Ministers of Agriculture of the Baltic States at the EU level put forward solutions for the CAP condition on permanent grassland, that is to cause negative impact on food production and active farming
On Monday, September 26, in Brussels (Belgium), Kaspars Gerhards, Minister of Agriculture of Latvia, Kęstutis Navickas Minister of Agriculture of Lithuania, and Urmas Kruuse, Minister of Rural Affairs of Agriculture of Estonia met with the EU Commissioner for Agriculture and Rural Development Janusz Wojciechowski.

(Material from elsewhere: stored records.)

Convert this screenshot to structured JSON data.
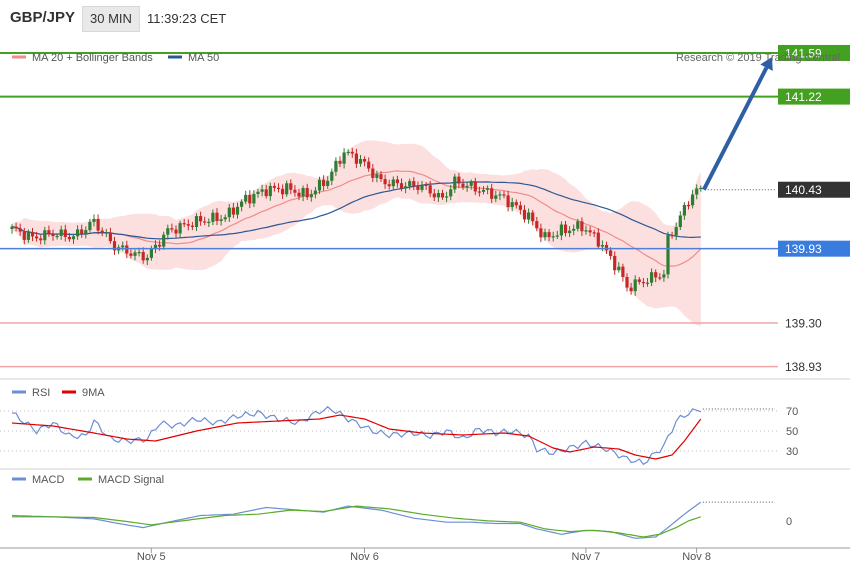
{
  "header": {
    "symbol": "GBP/JPY",
    "timeframe": "30 MIN",
    "time": "11:39:23 CET"
  },
  "colors": {
    "ma20": "#f28b8b",
    "ma50": "#2b5797",
    "bb_fill": "#fbdada",
    "candle_up": "#2e7d32",
    "candle_down": "#c62828",
    "resistance": "#43a020",
    "support_line": "#4f7fd6",
    "support_red": "#f2a5a5",
    "arrow": "#2e5ea6",
    "rsi": "#6b8ed6",
    "rsi_ma": "#e00000",
    "macd": "#6b8ed6",
    "macd_signal": "#5aab2a"
  },
  "chart_data": [
    {
      "type": "candlestick",
      "panel": "price",
      "legend": [
        "MA 20 + Bollinger Bands",
        "MA 50"
      ],
      "watermark": "Research © 2019 Trading Central",
      "ylim": [
        138.85,
        141.7
      ],
      "x_ticks": [
        {
          "label": "Nov 5",
          "index": 33
        },
        {
          "label": "Nov 6",
          "index": 85
        },
        {
          "label": "Nov 7",
          "index": 139
        },
        {
          "label": "Nov 8",
          "index": 166
        }
      ],
      "levels": [
        {
          "value": 141.59,
          "label": "141.59",
          "kind": "resistance"
        },
        {
          "value": 141.22,
          "label": "141.22",
          "kind": "resistance"
        },
        {
          "value": 140.43,
          "label": "140.43",
          "kind": "last"
        },
        {
          "value": 139.93,
          "label": "139.93",
          "kind": "pivot"
        },
        {
          "value": 139.3,
          "label": "139.30",
          "kind": "support"
        },
        {
          "value": 138.93,
          "label": "138.93",
          "kind": "support"
        }
      ],
      "last_price": 140.43,
      "key_points": [
        [
          0,
          140.1
        ],
        [
          5,
          140.02
        ],
        [
          10,
          140.06
        ],
        [
          15,
          140.03
        ],
        [
          20,
          140.16
        ],
        [
          25,
          139.95
        ],
        [
          30,
          139.88
        ],
        [
          33,
          139.86
        ],
        [
          38,
          140.08
        ],
        [
          45,
          140.16
        ],
        [
          52,
          140.2
        ],
        [
          57,
          140.35
        ],
        [
          62,
          140.43
        ],
        [
          67,
          140.44
        ],
        [
          72,
          140.38
        ],
        [
          77,
          140.52
        ],
        [
          81,
          140.75
        ],
        [
          85,
          140.68
        ],
        [
          90,
          140.5
        ],
        [
          95,
          140.47
        ],
        [
          100,
          140.46
        ],
        [
          105,
          140.35
        ],
        [
          108,
          140.5
        ],
        [
          114,
          140.43
        ],
        [
          120,
          140.36
        ],
        [
          126,
          140.2
        ],
        [
          130,
          140.02
        ],
        [
          134,
          140.08
        ],
        [
          139,
          140.12
        ],
        [
          143,
          140.0
        ],
        [
          148,
          139.75
        ],
        [
          150,
          139.6
        ],
        [
          155,
          139.67
        ],
        [
          159,
          139.72
        ],
        [
          160,
          140.0
        ],
        [
          163,
          140.2
        ],
        [
          166,
          140.4
        ],
        [
          168,
          140.43
        ]
      ],
      "arrow": {
        "from": [
          168,
          140.43
        ],
        "to": [
          185,
          141.59
        ]
      }
    },
    {
      "type": "line",
      "panel": "RSI",
      "legend": [
        "RSI",
        "9MA"
      ],
      "y_ticks": [
        70,
        50,
        30
      ],
      "ylim": [
        15,
        85
      ],
      "series_points": {
        "rsi": [
          [
            0,
            68
          ],
          [
            6,
            50
          ],
          [
            10,
            58
          ],
          [
            14,
            45
          ],
          [
            18,
            45
          ],
          [
            20,
            60
          ],
          [
            24,
            42
          ],
          [
            28,
            40
          ],
          [
            33,
            42
          ],
          [
            36,
            58
          ],
          [
            40,
            55
          ],
          [
            45,
            62
          ],
          [
            50,
            58
          ],
          [
            55,
            65
          ],
          [
            60,
            68
          ],
          [
            65,
            62
          ],
          [
            70,
            58
          ],
          [
            75,
            70
          ],
          [
            78,
            72
          ],
          [
            82,
            62
          ],
          [
            88,
            50
          ],
          [
            92,
            46
          ],
          [
            98,
            48
          ],
          [
            102,
            45
          ],
          [
            106,
            50
          ],
          [
            110,
            42
          ],
          [
            114,
            52
          ],
          [
            118,
            48
          ],
          [
            122,
            50
          ],
          [
            126,
            45
          ],
          [
            128,
            32
          ],
          [
            132,
            28
          ],
          [
            136,
            33
          ],
          [
            140,
            38
          ],
          [
            145,
            32
          ],
          [
            150,
            22
          ],
          [
            154,
            18
          ],
          [
            157,
            28
          ],
          [
            159,
            35
          ],
          [
            162,
            60
          ],
          [
            165,
            68
          ],
          [
            168,
            72
          ]
        ],
        "ma": [
          [
            0,
            58
          ],
          [
            10,
            55
          ],
          [
            20,
            48
          ],
          [
            28,
            42
          ],
          [
            35,
            40
          ],
          [
            45,
            50
          ],
          [
            55,
            58
          ],
          [
            65,
            60
          ],
          [
            75,
            62
          ],
          [
            80,
            66
          ],
          [
            86,
            62
          ],
          [
            92,
            52
          ],
          [
            100,
            48
          ],
          [
            110,
            46
          ],
          [
            120,
            48
          ],
          [
            126,
            45
          ],
          [
            132,
            33
          ],
          [
            136,
            29
          ],
          [
            142,
            34
          ],
          [
            148,
            32
          ],
          [
            152,
            26
          ],
          [
            157,
            22
          ],
          [
            161,
            26
          ],
          [
            164,
            40
          ],
          [
            168,
            62
          ]
        ]
      }
    },
    {
      "type": "line",
      "panel": "MACD",
      "legend": [
        "MACD",
        "MACD Signal"
      ],
      "y_ticks": [
        0
      ],
      "ylim": [
        -0.18,
        0.26
      ],
      "series_points": {
        "macd": [
          [
            0,
            0.04
          ],
          [
            10,
            0.03
          ],
          [
            20,
            0.015
          ],
          [
            26,
            -0.02
          ],
          [
            32,
            -0.05
          ],
          [
            38,
            -0.01
          ],
          [
            46,
            0.04
          ],
          [
            54,
            0.05
          ],
          [
            62,
            0.1
          ],
          [
            70,
            0.08
          ],
          [
            76,
            0.065
          ],
          [
            82,
            0.11
          ],
          [
            90,
            0.08
          ],
          [
            98,
            0.02
          ],
          [
            106,
            -0.01
          ],
          [
            112,
            -0.01
          ],
          [
            118,
            -0.02
          ],
          [
            124,
            -0.02
          ],
          [
            128,
            -0.06
          ],
          [
            134,
            -0.1
          ],
          [
            140,
            -0.07
          ],
          [
            146,
            -0.08
          ],
          [
            152,
            -0.13
          ],
          [
            157,
            -0.12
          ],
          [
            160,
            -0.05
          ],
          [
            164,
            0.05
          ],
          [
            168,
            0.14
          ]
        ],
        "signal": [
          [
            0,
            0.03
          ],
          [
            10,
            0.03
          ],
          [
            20,
            0.025
          ],
          [
            28,
            -0.005
          ],
          [
            34,
            -0.03
          ],
          [
            44,
            0.01
          ],
          [
            52,
            0.04
          ],
          [
            60,
            0.05
          ],
          [
            68,
            0.08
          ],
          [
            76,
            0.07
          ],
          [
            84,
            0.11
          ],
          [
            92,
            0.09
          ],
          [
            100,
            0.05
          ],
          [
            108,
            0.02
          ],
          [
            116,
            0.0
          ],
          [
            124,
            -0.01
          ],
          [
            130,
            -0.06
          ],
          [
            136,
            -0.08
          ],
          [
            142,
            -0.07
          ],
          [
            148,
            -0.09
          ],
          [
            154,
            -0.12
          ],
          [
            158,
            -0.1
          ],
          [
            162,
            -0.05
          ],
          [
            165,
            0.0
          ],
          [
            168,
            0.03
          ]
        ]
      }
    }
  ]
}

Ministers at the highest EU level raised the issue concerning the condition of the Common Agricultural Policy (CAP), which requires farmers from 2023 to devote significant agricultural areas to the cultivation of permanent grasslands rather than to an active farming, such as cereals.
"The condition of the Common Agricultural Policy on permanent grasslands is disproportionate and unacceptable in existing geopolitical circumstances, since it will force farmers in the Baltic States to limit production. We call on the European Commission to respect the objections of Baltic farmers and to find the necessary solutions to adapt the conditions to the real situation of the Member States in order to promote a level playing field,” emphasizes Gerhards.

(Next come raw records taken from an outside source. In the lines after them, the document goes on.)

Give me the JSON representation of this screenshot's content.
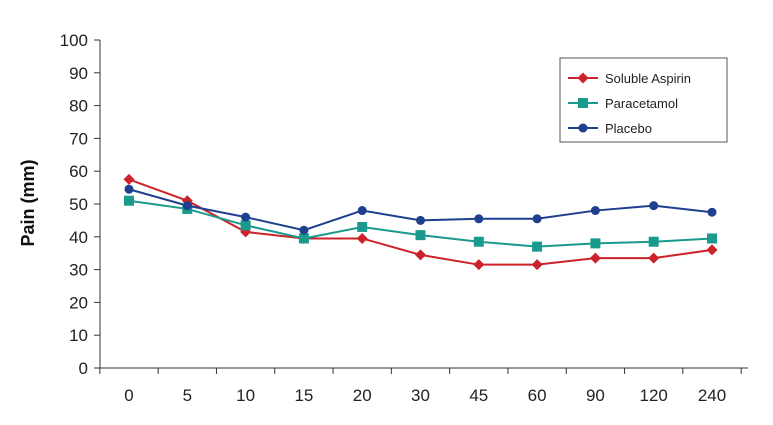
{
  "chart_data": {
    "type": "line",
    "title": "",
    "xlabel": "",
    "ylabel": "Pain (mm)",
    "ylim": [
      0,
      100
    ],
    "yticks": [
      "0",
      "10",
      "20",
      "30",
      "40",
      "50",
      "60",
      "70",
      "80",
      "90",
      "100"
    ],
    "categories": [
      "0",
      "5",
      "10",
      "15",
      "20",
      "30",
      "45",
      "60",
      "90",
      "120",
      "240"
    ],
    "grid": false,
    "legend_position": "top-right",
    "series": [
      {
        "name": "Soluble Aspirin",
        "color": "#cc2229",
        "marker": "diamond",
        "values": [
          57.5,
          51,
          41.5,
          39.5,
          39.5,
          34.5,
          31.5,
          31.5,
          33.5,
          33.5,
          36
        ]
      },
      {
        "name": "Paracetamol",
        "color": "#1a9a8c",
        "marker": "square",
        "values": [
          51,
          48.5,
          43.5,
          39.5,
          43,
          40.5,
          38.5,
          37,
          38,
          38.5,
          39.5
        ]
      },
      {
        "name": "Placebo",
        "color": "#1f3f8f",
        "marker": "circle",
        "values": [
          54.5,
          49.5,
          46,
          42,
          48,
          45,
          45.5,
          45.5,
          48,
          49.5,
          47.5
        ]
      }
    ]
  }
}
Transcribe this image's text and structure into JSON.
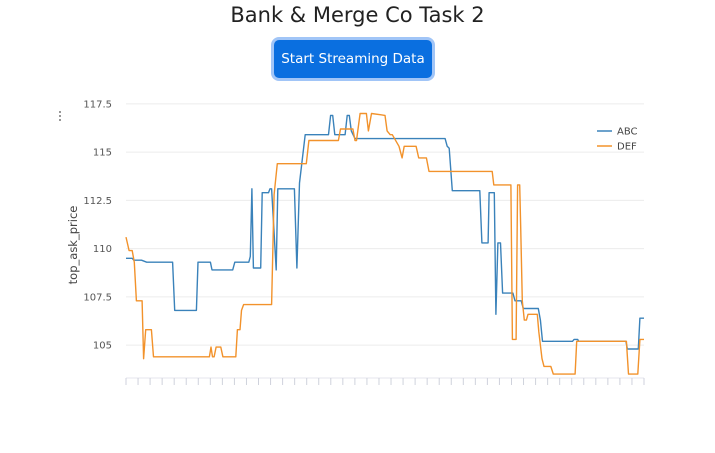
{
  "page": {
    "title": "Bank & Merge Co Task 2",
    "button_label": "Start Streaming Data"
  },
  "chart_data": {
    "type": "line",
    "ylabel": "top_ask_price",
    "ylim": [
      103.3,
      117.7
    ],
    "yticks": [
      105,
      107.5,
      110,
      112.5,
      115,
      117.5
    ],
    "ytick_labels": [
      "105",
      "107.5",
      "110",
      "112.5",
      "115",
      "117.5"
    ],
    "xlim": [
      0,
      100
    ],
    "x_tick_count": 44,
    "grid": true,
    "legend": "top-right",
    "series": [
      {
        "name": "ABC",
        "color": "#3a82ba",
        "points": [
          [
            0,
            109.5
          ],
          [
            1.2,
            109.5
          ],
          [
            1.5,
            109.4
          ],
          [
            3,
            109.4
          ],
          [
            4,
            109.3
          ],
          [
            9,
            109.3
          ],
          [
            9.4,
            106.8
          ],
          [
            13.6,
            106.8
          ],
          [
            13.9,
            109.3
          ],
          [
            16.3,
            109.3
          ],
          [
            16.6,
            108.9
          ],
          [
            20.6,
            108.9
          ],
          [
            21,
            109.3
          ],
          [
            23.7,
            109.3
          ],
          [
            24,
            109.6
          ],
          [
            24.3,
            113.1
          ],
          [
            24.6,
            109
          ],
          [
            26,
            109
          ],
          [
            26.3,
            112.9
          ],
          [
            27.5,
            112.9
          ],
          [
            27.8,
            113.1
          ],
          [
            28.1,
            113.1
          ],
          [
            29,
            108.9
          ],
          [
            29.3,
            113.1
          ],
          [
            32.5,
            113.1
          ],
          [
            33,
            109
          ],
          [
            33.5,
            113.4
          ],
          [
            34.6,
            115.9
          ],
          [
            38.6,
            115.9
          ],
          [
            39.1,
            115.9
          ],
          [
            39.5,
            116.9
          ],
          [
            39.9,
            116.9
          ],
          [
            40.3,
            115.9
          ],
          [
            42.3,
            115.9
          ],
          [
            42.7,
            116.9
          ],
          [
            43.1,
            116.9
          ],
          [
            43.5,
            116.1
          ],
          [
            44.2,
            115.7
          ],
          [
            61.6,
            115.7
          ],
          [
            62,
            115.3
          ],
          [
            62.4,
            115.2
          ],
          [
            63,
            113
          ],
          [
            67.7,
            113
          ],
          [
            68.3,
            113
          ],
          [
            68.7,
            110.3
          ],
          [
            69.9,
            110.3
          ],
          [
            70.1,
            112.9
          ],
          [
            71.1,
            112.9
          ],
          [
            71.4,
            106.6
          ],
          [
            71.8,
            110.3
          ],
          [
            72.3,
            110.3
          ],
          [
            72.7,
            107.7
          ],
          [
            74.7,
            107.7
          ],
          [
            75.1,
            107.3
          ],
          [
            76.3,
            107.3
          ],
          [
            76.7,
            106.9
          ],
          [
            79.6,
            106.9
          ],
          [
            80,
            106.3
          ],
          [
            80.4,
            105.2
          ],
          [
            86.2,
            105.2
          ],
          [
            86.5,
            105.3
          ],
          [
            87.2,
            105.3
          ],
          [
            87.4,
            105.2
          ],
          [
            96.5,
            105.2
          ],
          [
            96.8,
            104.8
          ],
          [
            98.9,
            104.8
          ],
          [
            99.2,
            106.4
          ],
          [
            100,
            106.4
          ]
        ]
      },
      {
        "name": "DEF",
        "color": "#f2922b",
        "points": [
          [
            0,
            110.6
          ],
          [
            0.6,
            109.9
          ],
          [
            1.2,
            109.9
          ],
          [
            1.6,
            109.3
          ],
          [
            2,
            107.3
          ],
          [
            3.1,
            107.3
          ],
          [
            3.4,
            104.3
          ],
          [
            3.8,
            105.8
          ],
          [
            4.9,
            105.8
          ],
          [
            5.3,
            104.4
          ],
          [
            16.1,
            104.4
          ],
          [
            16.4,
            104.9
          ],
          [
            16.7,
            104.4
          ],
          [
            17,
            104.4
          ],
          [
            17.4,
            104.9
          ],
          [
            18.3,
            104.9
          ],
          [
            18.7,
            104.4
          ],
          [
            21.2,
            104.4
          ],
          [
            21.5,
            105.8
          ],
          [
            22,
            105.8
          ],
          [
            22.3,
            106.8
          ],
          [
            22.7,
            107.1
          ],
          [
            28.1,
            107.1
          ],
          [
            28.6,
            112.8
          ],
          [
            29.2,
            114.4
          ],
          [
            34.8,
            114.4
          ],
          [
            35.3,
            115.6
          ],
          [
            41,
            115.6
          ],
          [
            41.4,
            116.2
          ],
          [
            43.8,
            116.2
          ],
          [
            44.2,
            115.6
          ],
          [
            44.5,
            115.6
          ],
          [
            45.2,
            117
          ],
          [
            46.4,
            117
          ],
          [
            46.8,
            116.1
          ],
          [
            47.4,
            117
          ],
          [
            50,
            116.9
          ],
          [
            50.4,
            116.1
          ],
          [
            51,
            115.9
          ],
          [
            51.4,
            115.9
          ],
          [
            52.7,
            115.3
          ],
          [
            53.3,
            114.7
          ],
          [
            53.7,
            115.3
          ],
          [
            56,
            115.3
          ],
          [
            56.5,
            114.7
          ],
          [
            58,
            114.7
          ],
          [
            58.5,
            114
          ],
          [
            70.7,
            114
          ],
          [
            71,
            113.3
          ],
          [
            74.3,
            113.3
          ],
          [
            74.6,
            105.3
          ],
          [
            75.3,
            105.3
          ],
          [
            75.6,
            113.3
          ],
          [
            76,
            113.3
          ],
          [
            76.2,
            111.1
          ],
          [
            76.5,
            107.3
          ],
          [
            76.9,
            106.3
          ],
          [
            77.3,
            106.3
          ],
          [
            77.6,
            106.6
          ],
          [
            79.4,
            106.6
          ],
          [
            79.7,
            105.7
          ],
          [
            80.3,
            104.3
          ],
          [
            80.7,
            103.9
          ],
          [
            82,
            103.9
          ],
          [
            82.5,
            103.5
          ],
          [
            86.7,
            103.5
          ],
          [
            87,
            105.2
          ],
          [
            96.6,
            105.2
          ],
          [
            97,
            103.5
          ],
          [
            98.8,
            103.5
          ],
          [
            99.2,
            105.3
          ],
          [
            100,
            105.3
          ]
        ]
      }
    ]
  }
}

Ministers of the Baltic States introduced the Commissioner and all the Ministers of Agriculture of EU Member States the solutions to respect the objections of Baltic farmers and to adapt the conditions according to the real situation of the Member States. It is also necessary to take into account the current geopolitical conditions, where food needs to be produced in greater quantities and at an affordable price, which is a priority for each country.
A meeting with the Commissioner took place during the Council of Ministers for Agriculture and Fisheries of the European Union.

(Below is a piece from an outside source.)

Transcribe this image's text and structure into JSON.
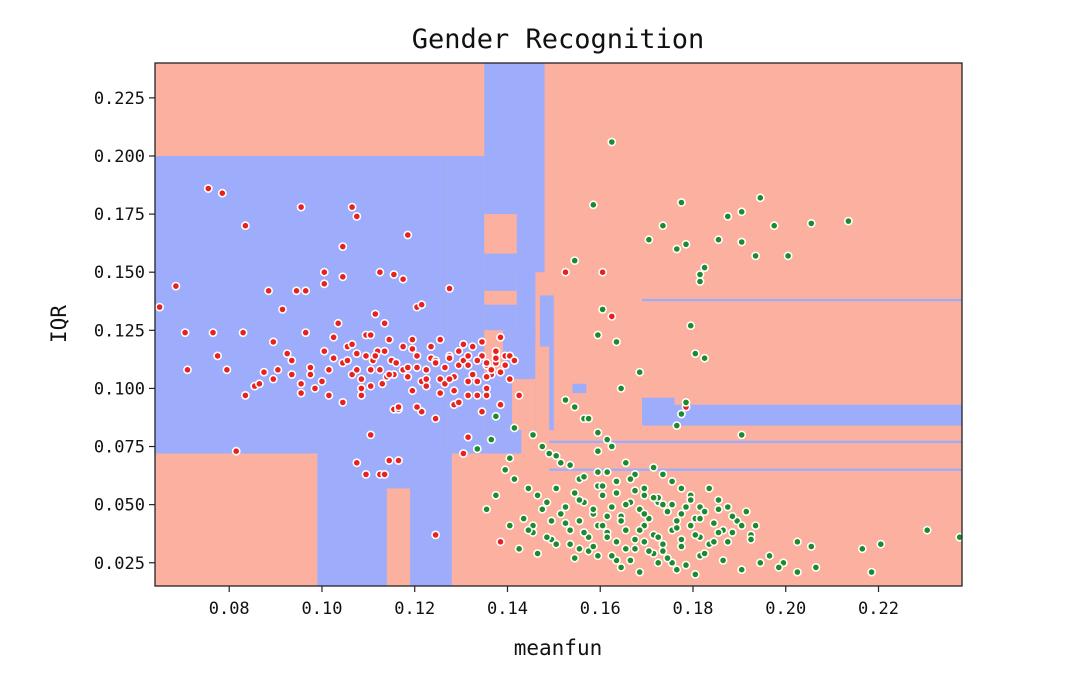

At the Council meeting, EU Ministers of Agriculture discussed the impact of the Russian war in Ukraine on agricultural production and logistics in Ukraine, as well as the impact of the situation on the EU and global market of agricultural products. In Latvia, the most severe situation is currently in livestock farming, particularly in pig production, poultry and dairy farming, where exists high dependency on animal feed, as well as energy resources and fertilizers. Other sub-sectors of agriculture also face significant increases in prices of energy resources and fertilizers.
EU Ministers of Agriculture, with the participation of the Ukrainian Minister of Agricultural Policy and Food Mykola Solskyi, also discussed the functioning of the EU-Ukraine solidarity Lanes, and also possible improvements to stabilize the food market and food security worldwide.